Consequently, in measuring the effect of an agreement of this kind, we are not alone to consider the public, which may be interested only in a theoretical way, but the rights of the parties to the agreement must not be overlooked. The residents of a street or of a village may get telephone service at a low rate if the use is confined to one company. If there are two or three competing lines, each occupying the residences on the same street and with the same general connections, the added original cost and the expense of operation and maintenance with the division of revenues must eventually increase the charge to the patrons if the companies continue the business. The customers are the sufferers in the end. The term “public” is a variable one, and these customers may comprise the public so far as that locality is concerned. The people at large or of the whole village may not be interested in the agreement with the citizens of this street to the extent of securing its abrogation.

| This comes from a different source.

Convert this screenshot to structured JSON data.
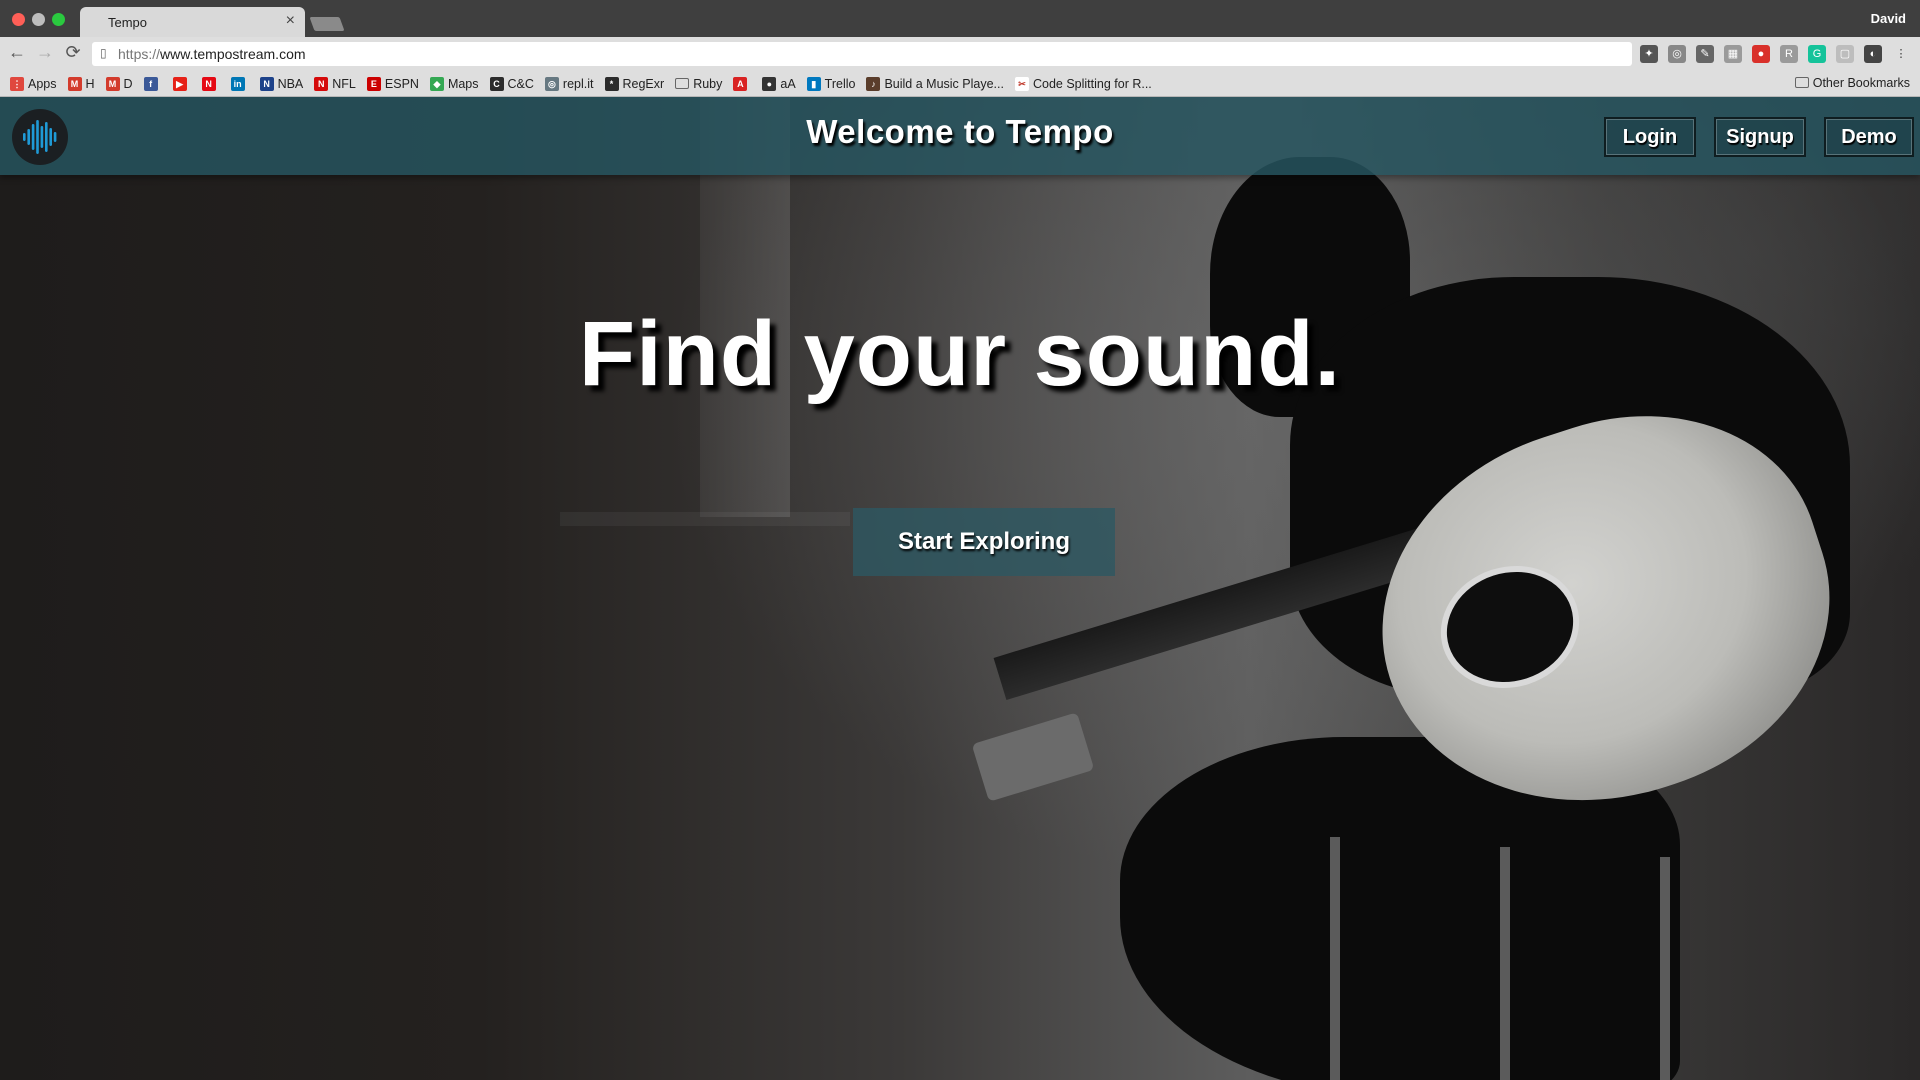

A gas company agrees with an individual to furnish light in his house for 10 years at a low rate, and is to have the exclusive privilege of so doing. The fixtures are placed, and the contract is in process of performance. A competing company attracts the attention of the customer, and he proposes to end the existing agreement. The reason for this course is not found in any inadequacy of service, or failure to perform to the full measure, or in any unreasonableness of price. The sole ground is that the exclusive privilege—which was the inducement for the original expenditure—and the low rate offend against the public. Add to this statement the fact that the abandonment of the use of the light being supplied is to enable the other company to succeed it and furnish the sole supply, and the position of the defendants is exemplified. It seems to me that the ratification of this position by the courts would be carrying the condemnation of private contracts as offending against public policy farther than any case has gone. The defendants elected to enter into this agreement for their benefit, and encouraged the large original expenditure, which must now be lost to the plaintiff if the defendants’ scheme prevails. It was natural and reasonable that the plaintiff, before making the large outlay required, should be assured of two things—the continuance of the agreement for a definite time, and the exclusive use of its exchange in the hotel, as the defendants understood. No other competing hotel complains that any unjust discrimination 'has resulted from the performance of the agreement. No official charged with conserving the interests of the public has signified any desire to test the validity of the agreement. So far as appears, only the parties to the agreement are affected by it, and yet, on the pretense that the rights of the public are endangered, the courts are asked to allow the defendants to disclaim liability for their further performance and evade the payment of obligations already incurred in furnishing the service which it entailed. I think there is no necessity for making the public the scapegoat of this plan. The judgment and order should be reversed, and a new trial granted, with costs to the appellant to abide event.

Judgment and order reversed, and a new trial granted with costs to the appellant to abide event. All concur, except McLENNAN, P. J., who dissents.